SABIDURÍAS DE OTRAS CULTURAS PARA APRENDER A VIVIR EL
PRESENTE
Por Noemí Villaverde Maza
La vida amazónica
sabe vivir y disfrutar del presente aun viviendo al filo de la supervivencia.
Filosofías orientales como el taoísmo
o el budismo zen también adoctrinan
sobre la impermanencia propia de la vida, en la que nada es duradero, estable e
inherente, y nos recuerdan la importancia de sobrellevar esta vacuidad a través
de la educación de la mente y el desprendimiento. Otras muchas culturas, y la
nuestra propia en el pasado, nos advierten que en realidad, el tiempo medido y
calculado por una esfera o un calendario no existe, y que el tiempo vital es
saber disfrutar de las experiencias y los hitos de la vida del presente. En
realidad, arraigar nuestras vidas al pasado y al futuro significa arraigarnos a
un sueño que no es real. Lo idóneo es pensar, como dicen lo amazónicos, que
nadie muere en su víspera.
Voy a resaltar algo de lo que he aprendido en mis 26 años de
trabajo en la selva amazónica- cuenta José Álvarez Alonso biólogo e
investigador de la Amazonía Peruana-: “Venido de una cultura en la que el futuro
es casi más importante que el presente, donde tanta gente vive obsesionada por
acumular más y más cosas sin pararse a pensar demasiado para qué y a costa de
qué; donde muchos viven obsesionados con el pasado y traumatizados por los
riesgos y las incertidumbres del futuro; donde con frecuencia el otro es un
competidor más que un hermano o un amigo; puedo decir que he aprendido de los
indígenas amazónicos algunas de las más grandes lecciones de mi vida.
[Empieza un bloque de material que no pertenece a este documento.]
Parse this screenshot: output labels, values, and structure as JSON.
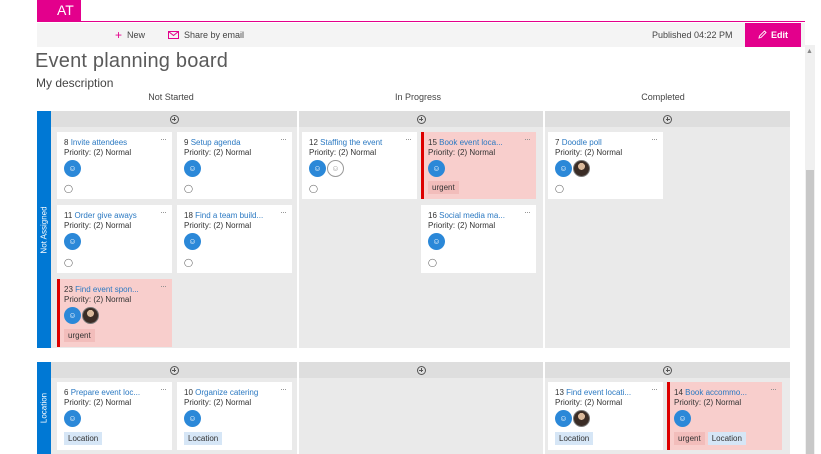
{
  "header": {
    "site_initials": "AT",
    "new_label": "New",
    "share_label": "Share by email",
    "published": "Published 04:22 PM",
    "edit_label": "Edit"
  },
  "page": {
    "title": "Event planning board",
    "description": "My description"
  },
  "columns": [
    "Not Started",
    "In Progress",
    "Completed"
  ],
  "lanes": [
    "Not Assigned",
    "Location"
  ],
  "cards": [
    {
      "id": "8",
      "title": "Invite attendees",
      "priority": "Priority: (2) Normal"
    },
    {
      "id": "9",
      "title": "Setup agenda",
      "priority": "Priority: (2) Normal"
    },
    {
      "id": "11",
      "title": "Order give aways",
      "priority": "Priority: (2) Normal"
    },
    {
      "id": "18",
      "title": "Find a team build...",
      "priority": "Priority: (2) Normal"
    },
    {
      "id": "23",
      "title": "Find event spon...",
      "priority": "Priority: (2) Normal",
      "tags": [
        "urgent"
      ]
    },
    {
      "id": "12",
      "title": "Staffing the event",
      "priority": "Priority: (2) Normal"
    },
    {
      "id": "15",
      "title": "Book event loca...",
      "priority": "Priority: (2) Normal",
      "tags": [
        "urgent"
      ]
    },
    {
      "id": "16",
      "title": "Social media ma...",
      "priority": "Priority: (2) Normal"
    },
    {
      "id": "7",
      "title": "Doodle poll",
      "priority": "Priority: (2) Normal"
    },
    {
      "id": "6",
      "title": "Prepare event loc...",
      "priority": "Priority: (2) Normal",
      "tags": [
        "Location"
      ]
    },
    {
      "id": "10",
      "title": "Organize catering",
      "priority": "Priority: (2) Normal",
      "tags": [
        "Location"
      ]
    },
    {
      "id": "13",
      "title": "Find event locati...",
      "priority": "Priority: (2) Normal",
      "tags": [
        "Location"
      ]
    },
    {
      "id": "14",
      "title": "Book accommo...",
      "priority": "Priority: (2) Normal",
      "tags": [
        "urgent",
        "Location"
      ]
    }
  ],
  "colors": {
    "accent": "#e3008c",
    "lane_tag": "#0078d4",
    "urgent_card": "#f8cecc",
    "urgent_bar": "#dd0000",
    "avatar": "#2b88d8"
  }
}
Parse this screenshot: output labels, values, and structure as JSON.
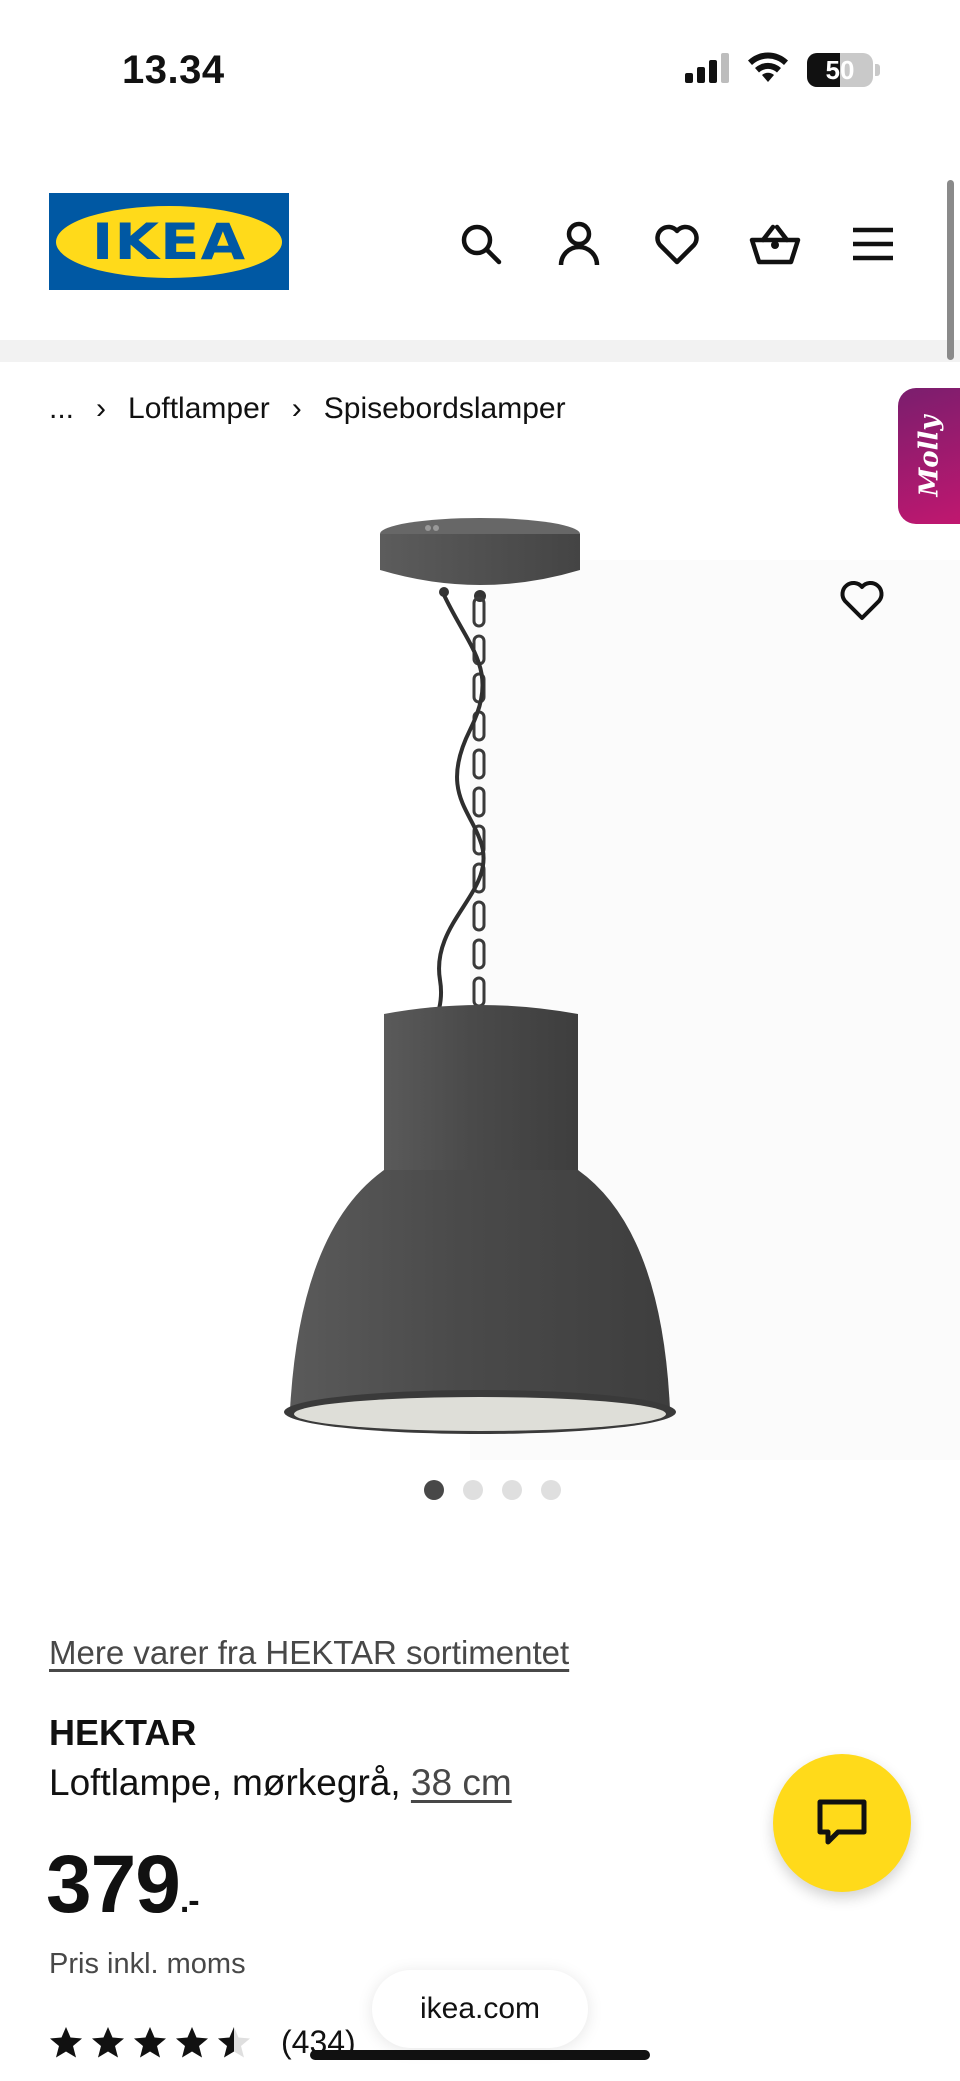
{
  "status_bar": {
    "time": "13.34",
    "battery_level": "50",
    "battery_fraction": 0.5,
    "icons": [
      "signal-icon",
      "wifi-icon",
      "battery-icon"
    ]
  },
  "header": {
    "logo_text": "IKEA",
    "icons": [
      "search-icon",
      "account-icon",
      "heart-icon",
      "basket-icon",
      "menu-icon"
    ],
    "brand_blue": "#0058a3",
    "brand_yellow": "#ffda1a"
  },
  "breadcrumb": {
    "items": [
      "...",
      "Loftlamper",
      "Spisebordslamper"
    ],
    "separator": "›"
  },
  "molly": {
    "label": "Molly",
    "color": "#b0176f"
  },
  "gallery": {
    "total_images": 4,
    "active_index": 0
  },
  "product": {
    "range_link": "Mere varer fra HEKTAR sortimentet",
    "name": "HEKTAR",
    "description": "Loftlampe, mørkegrå,",
    "size": "38 cm",
    "price": "379",
    "price_suffix": ".-",
    "price_note": "Pris inkl. moms",
    "rating": 4.5,
    "rating_count": "(434)"
  },
  "browser": {
    "url": "ikea.com"
  }
}
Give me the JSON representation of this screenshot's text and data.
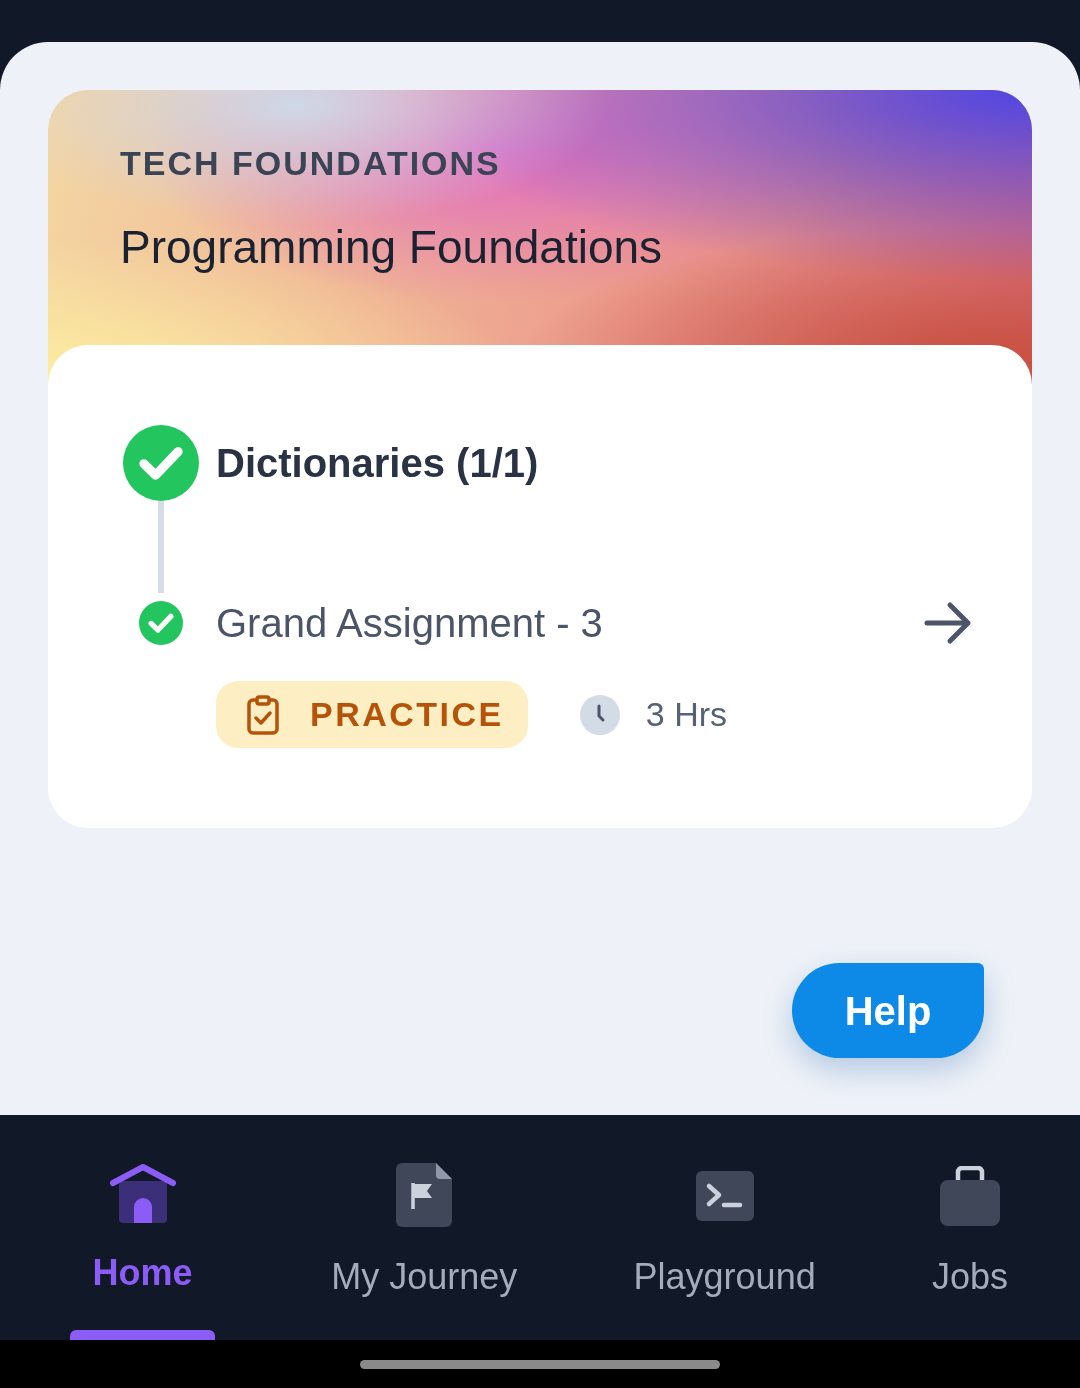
{
  "course": {
    "category": "TECH FOUNDATIONS",
    "title": "Programming Foundations"
  },
  "module": {
    "title": "Dictionaries (1/1)",
    "completed": true
  },
  "items": [
    {
      "title": "Grand Assignment - 3",
      "completed": true,
      "tag": "PRACTICE",
      "duration": "3 Hrs"
    }
  ],
  "help_button": "Help",
  "nav": [
    {
      "label": "Home",
      "selected": true
    },
    {
      "label": "My Journey",
      "selected": false
    },
    {
      "label": "Playground",
      "selected": false
    },
    {
      "label": "Jobs",
      "selected": false
    }
  ]
}
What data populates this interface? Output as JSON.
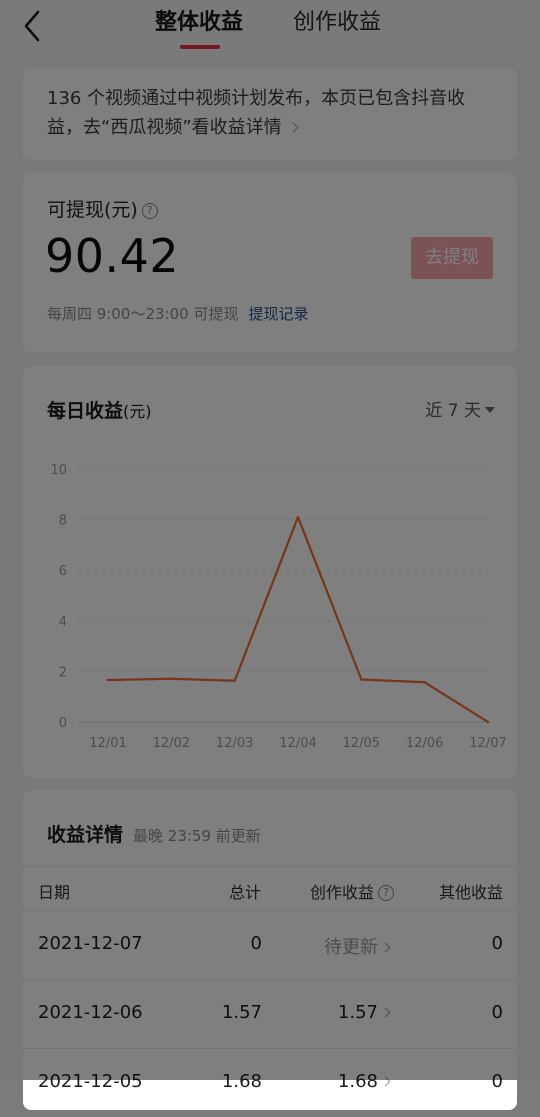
{
  "header": {
    "tabs": [
      {
        "label": "整体收益",
        "active": true
      },
      {
        "label": "创作收益",
        "active": false
      }
    ],
    "accent_color": "#e0324a"
  },
  "notice": {
    "text": "136 个视频通过中视频计划发布，本页已包含抖音收益，去“西瓜视频”看收益详情"
  },
  "balance": {
    "title": "可提现(元)",
    "value": "90.42",
    "withdraw_button": "去提现",
    "schedule": "每周四 9:00～23:00 可提现",
    "record_link": "提现记录"
  },
  "daily": {
    "title": "每日收益",
    "unit": "(元)",
    "range_selector": "近 7 天"
  },
  "chart_data": {
    "type": "line",
    "x": [
      "12/01",
      "12/02",
      "12/03",
      "12/04",
      "12/05",
      "12/06",
      "12/07"
    ],
    "series": [
      {
        "values": [
          1.66,
          1.71,
          1.63,
          8.1,
          1.68,
          1.57,
          0
        ]
      }
    ],
    "ylim": [
      0,
      10
    ],
    "yticks": [
      0,
      2,
      4,
      6,
      8,
      10
    ],
    "grid": true,
    "line_color": "#f06a36"
  },
  "details": {
    "title": "收益详情",
    "subtitle": "最晚 23:59 前更新",
    "columns": [
      "日期",
      "总计",
      "创作收益",
      "其他收益"
    ],
    "rows": [
      {
        "date": "2021-12-07",
        "total": "0",
        "creative": "待更新",
        "other": "0"
      },
      {
        "date": "2021-12-06",
        "total": "1.57",
        "creative": "1.57",
        "other": "0"
      },
      {
        "date": "2021-12-05",
        "total": "1.68",
        "creative": "1.68",
        "other": "0"
      }
    ]
  }
}
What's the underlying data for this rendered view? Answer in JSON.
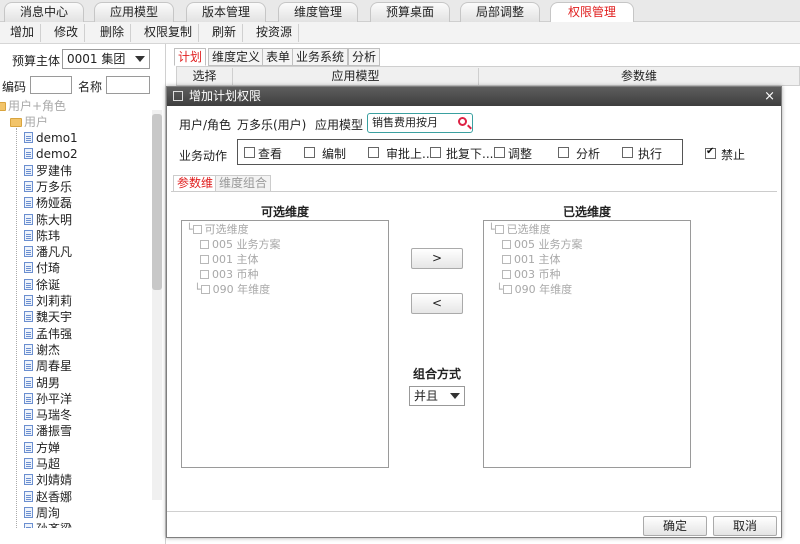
{
  "top_tabs": [
    "消息中心",
    "应用模型",
    "版本管理",
    "维度管理",
    "预算桌面",
    "局部调整",
    "权限管理"
  ],
  "toolbar": [
    "增加",
    "修改",
    "删除",
    "权限复制",
    "刷新",
    "按资源"
  ],
  "left": {
    "budget_label": "预算主体",
    "budget_value": "0001 集团",
    "code_label": "编码",
    "name_label": "名称",
    "root": "用户+角色",
    "users_folder": "用户",
    "users": [
      "demo1",
      "demo2",
      "罗建伟",
      "万多乐",
      "杨娅磊",
      "陈大明",
      "陈玮",
      "潘凡凡",
      "付琦",
      "徐诞",
      "刘莉莉",
      "魏天宇",
      "孟伟强",
      "谢杰",
      "周春星",
      "胡男",
      "孙平洋",
      "马瑞冬",
      "潘振雪",
      "方婵",
      "马超",
      "刘婧婧",
      "赵香娜",
      "周洵",
      "孙齐梁"
    ]
  },
  "inner_tabs": [
    "计划",
    "维度定义",
    "表单",
    "业务系统",
    "分析"
  ],
  "grid_headers": [
    "选择",
    "应用模型",
    "参数维"
  ],
  "dialog": {
    "title": "增加计划权限",
    "close": "×",
    "user_role_label": "用户/角色",
    "user_role_value": "万多乐(用户)",
    "model_label": "应用模型",
    "model_value": "销售费用按月",
    "actions_label": "业务动作",
    "actions": [
      "查看",
      "编制",
      "审批上...",
      "批复下...",
      "调整",
      "分析",
      "执行"
    ],
    "ban_label": "禁止",
    "sub_tabs": [
      "参数维",
      "维度组合"
    ],
    "available_title": "可选维度",
    "selected_title": "已选维度",
    "available_root": "可选维度",
    "selected_root": "已选维度",
    "dims": [
      "005 业务方案",
      "001 主体",
      "003 币种",
      "090 年维度"
    ],
    "move_right": ">",
    "move_left": "<",
    "combine_label": "组合方式",
    "combine_value": "并且",
    "ok": "确定",
    "cancel": "取消"
  }
}
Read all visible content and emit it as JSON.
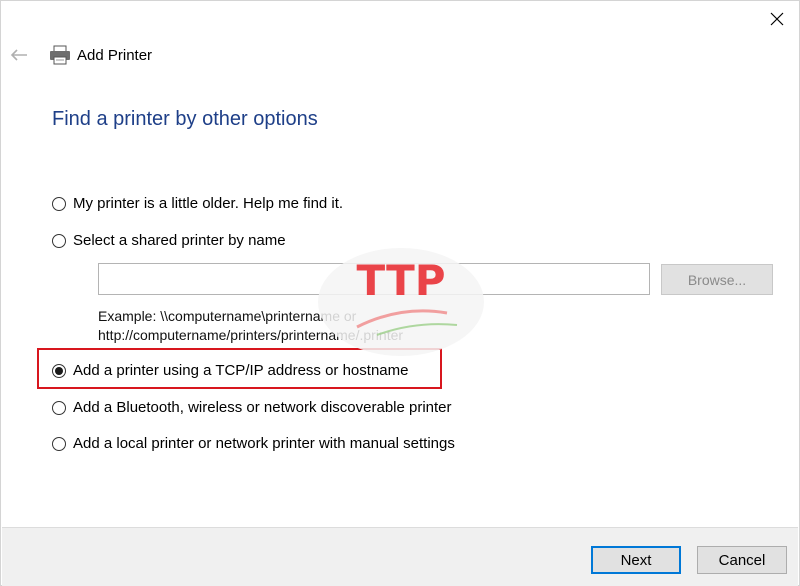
{
  "window": {
    "title": "Add Printer",
    "close_icon": "close-icon",
    "back_icon": "back-arrow-icon",
    "printer_icon": "printer-icon"
  },
  "main": {
    "heading": "Find a printer by other options",
    "options": [
      {
        "label": "My printer is a little older. Help me find it.",
        "selected": false
      },
      {
        "label": "Select a shared printer by name",
        "selected": false
      },
      {
        "label": "Add a printer using a TCP/IP address or hostname",
        "selected": true
      },
      {
        "label": "Add a Bluetooth, wireless or network discoverable printer",
        "selected": false
      },
      {
        "label": "Add a local printer or network printer with manual settings",
        "selected": false
      }
    ],
    "shared_printer_value": "",
    "browse_label": "Browse...",
    "example_line1": "Example: \\\\computername\\printername or",
    "example_line2": "http://computername/printers/printername/.printer"
  },
  "footer": {
    "next_label": "Next",
    "cancel_label": "Cancel"
  },
  "watermark": {
    "text": "TTP"
  },
  "colors": {
    "heading": "#1e3f88",
    "highlight_border": "#d8161e",
    "default_button_border": "#0078d7",
    "watermark_red": "#e8252b"
  }
}
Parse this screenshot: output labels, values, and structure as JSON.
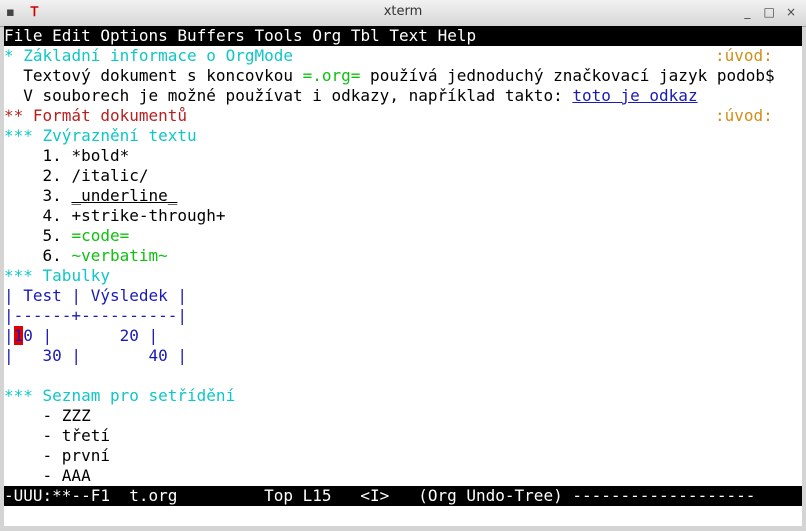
{
  "window": {
    "title": "xterm",
    "left_controls": [
      "▪",
      "Ꭲ"
    ],
    "right_controls": [
      "_",
      "□",
      "×"
    ]
  },
  "menubar": {
    "items": [
      "File",
      "Edit",
      "Options",
      "Buffers",
      "Tools",
      "Org",
      "Tbl",
      "Text",
      "Help"
    ]
  },
  "buffer": {
    "heading1_stars": "*",
    "heading1_text": " Základní informace o OrgMode",
    "heading1_tag": ":úvod:",
    "para1_a": "  Textový dokument s koncovkou ",
    "para1_code": "=.org=",
    "para1_b": " používá jednoduchý značkovací jazyk podob$",
    "para2_a": "  V souborech je možné používat i odkazy, například takto: ",
    "para2_link": "toto je odkaz",
    "heading2_stars": "**",
    "heading2_text": " Formát dokumentů",
    "heading2_tag": ":úvod:",
    "heading3a_stars": "***",
    "heading3a_text": " Zvýraznění textu",
    "list": [
      {
        "num": "    1. ",
        "text": "*bold*"
      },
      {
        "num": "    2. ",
        "text": "/italic/"
      },
      {
        "num": "    3. ",
        "text": "_underline_"
      },
      {
        "num": "    4. ",
        "text": "+strike-through+"
      },
      {
        "num": "    5. ",
        "text": "=code="
      },
      {
        "num": "    6. ",
        "text": "~verbatim~"
      }
    ],
    "heading3b_stars": "***",
    "heading3b_text": " Tabulky",
    "table": {
      "header": "| Test | Výsledek |",
      "rule": "|------+----------|",
      "row1_pipe": "|",
      "row1_cursor": "1",
      "row1_rest": "0 |       20 |",
      "row2": "|   30 |       40 |"
    },
    "heading3c_stars": "***",
    "heading3c_text": " Seznam pro setřídění",
    "sort_list": [
      "    - ZZZ",
      "    - třetí",
      "    - první",
      "    - AAA"
    ]
  },
  "modeline": {
    "text": "-UUU:**--F1  t.org         Top L15   <I>   (Org Undo-Tree) -------------------"
  },
  "colors": {
    "heading1": "#10c6c6",
    "heading2": "#b82020",
    "tag": "#d08e18",
    "code": "#10c010",
    "table": "#1a1ab8",
    "cursor": "#e00000"
  }
}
Entre otras muchas cosas, que llenarían libros, he aprendido
a relativizar mis occidentales obsesiones, preocupaciones y angustias, he
aprendido a ver la vida desde una perspectiva más humana, sencilla, natural, a
disfrutar mucho más de las relaciones humanas, de la familia, de la amistad
sincera, de los pequeños momentos y las pequeñas cosas que hacen de la vida una
gratificante experiencia en vez de un vía crucis de sufrimiento, como alguna
vez quiso enseñarnos un cristianismo deformado por el oscurantismo europeo.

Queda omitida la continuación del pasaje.